諦めが支配するようになった僕の目に、ひとつの名前と作品名が飛び込む。
「……ある、あった……抜けてる……」
選考抜け、一番下から二列目。僕のペンネーム、「いずみ ふみや」の名前と共に応募した作品のタイトルが連なって記されている。
「えっ、本当? あ、ほんとだっ、ある、名前ある、やったじゃん文哉!」
久田野はぐっとスマホに顔を覗きこませ、僕の名前を確認するとベンチから立ち上がり飛び跳ねて自分のことのように喜んでいる。
「いぇーい!」
と、彼女は両手を高く掲げハイタッチを要求してくる。
「え、あ、え……?」
何がなんだかよくわからなくなった僕は為すがままに彼女のハイタッチに応える。すると、彼女は単に手と手を叩くだけに留まらず、指と指の間に自分の指を潜り込ませる。
「やったね! 文哉! あ、まだ一次だしって感想はなしだよ? やっぱり文哉はすごいんだよ、一割にも満たない数のなかに入ったんだよ!」
「う、うん」
うん? ……段々現実に帰ってきたけど、この手の繋ぎかたってもしかしなくても恋人繋ぎってやつなのでは……?
「く、久田野……? そ、そろそろ手、離さない……?」
選考を抜けたという喜びもあるけど、久田野と今そういう手の繋ぎかたをしていることが恥ずかしくなってきて、僕は思わずそんなことを言ってしまう。
でも、変わらず満面の、嬉しさに揺れる笑みを浮かべ続ける彼女。目もとに浮かぶほくろが、このときばかりはとても強調されて映る。

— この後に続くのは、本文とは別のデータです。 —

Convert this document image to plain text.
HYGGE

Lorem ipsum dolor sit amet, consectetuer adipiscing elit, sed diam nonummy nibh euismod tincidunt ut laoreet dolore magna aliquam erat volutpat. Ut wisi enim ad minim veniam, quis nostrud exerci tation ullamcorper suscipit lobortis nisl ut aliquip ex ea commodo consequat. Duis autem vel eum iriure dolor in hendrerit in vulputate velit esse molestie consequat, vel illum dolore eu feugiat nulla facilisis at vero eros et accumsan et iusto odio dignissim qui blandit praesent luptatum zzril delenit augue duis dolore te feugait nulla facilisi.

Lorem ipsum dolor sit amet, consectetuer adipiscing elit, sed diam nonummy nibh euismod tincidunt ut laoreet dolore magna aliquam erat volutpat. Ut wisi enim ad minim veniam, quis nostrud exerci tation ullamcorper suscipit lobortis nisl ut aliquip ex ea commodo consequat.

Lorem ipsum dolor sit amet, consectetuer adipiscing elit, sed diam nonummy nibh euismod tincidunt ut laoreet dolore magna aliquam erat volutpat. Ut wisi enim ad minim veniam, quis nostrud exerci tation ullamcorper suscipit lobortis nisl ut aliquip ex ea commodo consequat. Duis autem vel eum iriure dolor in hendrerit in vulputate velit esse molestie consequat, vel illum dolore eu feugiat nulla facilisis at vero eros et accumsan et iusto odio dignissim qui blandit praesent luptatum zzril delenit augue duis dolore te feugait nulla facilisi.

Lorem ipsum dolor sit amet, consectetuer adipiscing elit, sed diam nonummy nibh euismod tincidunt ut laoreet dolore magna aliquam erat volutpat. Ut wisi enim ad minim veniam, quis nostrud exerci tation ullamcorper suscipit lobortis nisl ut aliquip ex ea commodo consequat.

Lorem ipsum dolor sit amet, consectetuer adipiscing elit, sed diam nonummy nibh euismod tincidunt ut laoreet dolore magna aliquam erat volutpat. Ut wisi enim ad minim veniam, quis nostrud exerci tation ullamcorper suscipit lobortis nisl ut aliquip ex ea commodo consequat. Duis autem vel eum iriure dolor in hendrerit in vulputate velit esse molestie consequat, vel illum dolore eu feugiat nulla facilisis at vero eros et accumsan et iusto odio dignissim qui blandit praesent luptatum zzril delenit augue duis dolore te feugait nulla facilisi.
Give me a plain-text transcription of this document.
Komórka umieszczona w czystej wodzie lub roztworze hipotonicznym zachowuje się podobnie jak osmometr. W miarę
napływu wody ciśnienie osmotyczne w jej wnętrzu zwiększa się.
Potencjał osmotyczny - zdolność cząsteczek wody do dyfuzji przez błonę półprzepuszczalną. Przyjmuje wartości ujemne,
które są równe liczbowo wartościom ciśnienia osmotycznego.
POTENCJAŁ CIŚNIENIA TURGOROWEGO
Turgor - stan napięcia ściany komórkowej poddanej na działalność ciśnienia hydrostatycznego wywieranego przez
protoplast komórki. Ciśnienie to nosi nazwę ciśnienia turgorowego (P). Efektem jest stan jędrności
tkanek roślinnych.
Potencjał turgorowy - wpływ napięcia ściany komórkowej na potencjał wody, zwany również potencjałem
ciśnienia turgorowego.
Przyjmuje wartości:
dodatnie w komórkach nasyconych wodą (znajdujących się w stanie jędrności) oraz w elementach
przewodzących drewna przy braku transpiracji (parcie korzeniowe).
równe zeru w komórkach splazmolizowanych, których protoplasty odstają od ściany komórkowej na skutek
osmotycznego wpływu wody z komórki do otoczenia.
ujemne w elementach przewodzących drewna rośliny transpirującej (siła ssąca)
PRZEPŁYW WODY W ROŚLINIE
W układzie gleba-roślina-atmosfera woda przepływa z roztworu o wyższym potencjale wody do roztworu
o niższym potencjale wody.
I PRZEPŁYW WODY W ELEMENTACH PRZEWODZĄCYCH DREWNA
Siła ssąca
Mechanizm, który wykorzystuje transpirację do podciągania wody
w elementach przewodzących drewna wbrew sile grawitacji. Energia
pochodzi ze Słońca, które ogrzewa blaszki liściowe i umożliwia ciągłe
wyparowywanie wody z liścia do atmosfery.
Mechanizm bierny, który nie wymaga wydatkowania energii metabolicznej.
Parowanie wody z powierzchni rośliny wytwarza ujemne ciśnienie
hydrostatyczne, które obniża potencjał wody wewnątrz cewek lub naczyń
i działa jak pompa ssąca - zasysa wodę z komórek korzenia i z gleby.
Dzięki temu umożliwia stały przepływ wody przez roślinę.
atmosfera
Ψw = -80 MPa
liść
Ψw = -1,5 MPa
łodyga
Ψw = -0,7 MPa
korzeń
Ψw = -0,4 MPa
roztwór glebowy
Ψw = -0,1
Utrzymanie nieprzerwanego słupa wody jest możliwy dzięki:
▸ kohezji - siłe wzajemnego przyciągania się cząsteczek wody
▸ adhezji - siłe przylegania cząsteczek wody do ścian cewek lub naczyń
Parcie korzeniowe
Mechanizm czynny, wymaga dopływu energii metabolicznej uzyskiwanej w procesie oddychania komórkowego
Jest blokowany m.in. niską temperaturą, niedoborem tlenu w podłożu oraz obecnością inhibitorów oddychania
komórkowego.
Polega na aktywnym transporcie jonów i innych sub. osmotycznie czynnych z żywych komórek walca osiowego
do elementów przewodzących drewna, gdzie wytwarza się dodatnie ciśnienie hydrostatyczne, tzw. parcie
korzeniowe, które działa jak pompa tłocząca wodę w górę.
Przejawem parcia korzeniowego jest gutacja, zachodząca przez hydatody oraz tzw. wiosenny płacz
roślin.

「え? いいじゃん、もっと喜ぼうよ。ほら、文哉もっ」
……あ、だめだ、これ。久田野が手を離すまで終わらないや。……いっか、別に。彼女が喜んでいるなら、別にそれでいい。誰かがみているわけではないし。
それから五時間目の予鈴のチャイムが鳴り響くまで久田野は喜び続けていた。束の間かもしれないけど、幸せの時間に僕は身を置いていたのかもしれない。